There are limits to this approach as well. First, by utilizing a data approach, we lack the ability to assess human factors and contextual factors, such as patient and unit acuity, or workload complexity, which may influence the caregiver response to alerts and can affect how data is interpreted. While we met with frontline smart pump users to understand data trends and workarounds, we did not perform intensive observations or structured interviews. Second, there is not a one-to-one correlation between orders and infusions, which makes it impossible to ascertain the number of expected infusions to confirm complete data capture. Third, our study was limited to a single intensive care unit in a single site, which may limit generalizability to other environments and populations. Finally, we chose to focus on continuous medications, and the issues around dosing limits, alerts and alert fatigue may differ for intermittent medications compared to continuous medications.
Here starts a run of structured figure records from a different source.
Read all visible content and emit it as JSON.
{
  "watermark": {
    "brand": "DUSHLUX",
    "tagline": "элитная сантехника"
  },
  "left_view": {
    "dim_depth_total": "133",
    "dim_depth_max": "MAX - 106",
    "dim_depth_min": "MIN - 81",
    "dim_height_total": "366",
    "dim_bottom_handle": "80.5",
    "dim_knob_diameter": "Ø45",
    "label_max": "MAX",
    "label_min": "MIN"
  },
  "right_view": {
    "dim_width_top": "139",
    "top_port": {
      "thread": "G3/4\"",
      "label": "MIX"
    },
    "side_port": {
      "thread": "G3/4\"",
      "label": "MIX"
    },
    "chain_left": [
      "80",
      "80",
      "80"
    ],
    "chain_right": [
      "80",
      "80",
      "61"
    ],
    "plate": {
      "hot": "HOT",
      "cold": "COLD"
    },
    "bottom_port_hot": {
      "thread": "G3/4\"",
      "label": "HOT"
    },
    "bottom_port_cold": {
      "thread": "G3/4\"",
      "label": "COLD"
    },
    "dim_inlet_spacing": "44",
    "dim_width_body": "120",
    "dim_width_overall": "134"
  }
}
Given the large number of infusions utilized in neonates, and essentially in all hospitalized patients, it is clear that measures that improve medication and fluid safety can have a significant impact. What appears to be a small number of prevented errors becomes large when analyzed at the level of the institution or hospital system. To further optimize the effectiveness of smart pumps, future work should evaluate the effect of smart pump alert burden on an individual caregiver level as individual alert fatigue or desensitization may contribute to medication errors.
Conclusions
Smart pumps, when used appropriately, have the ability to improve neonatal medication safety in a small but important way. However, this benefit must be balanced with the effects of alert burden and alert fatigue, as individual medications or individual patients with a high alert burden may limit safety benefit through provider desensitization to alerts. Future work should address ways to improve alert salience, especially when alert rates are high, and identify ways to target smart pump performance when individualization is required, particularly to decrease repeated nonactionable alerts. Regular assessment of smart pump data to assess violations of limits, current library limits, alert frequency, provider actions, and use of basic infusions will help improve the usefulness of smart pump technology and the ability to prevent medication administration errors in our most vulnerable patients.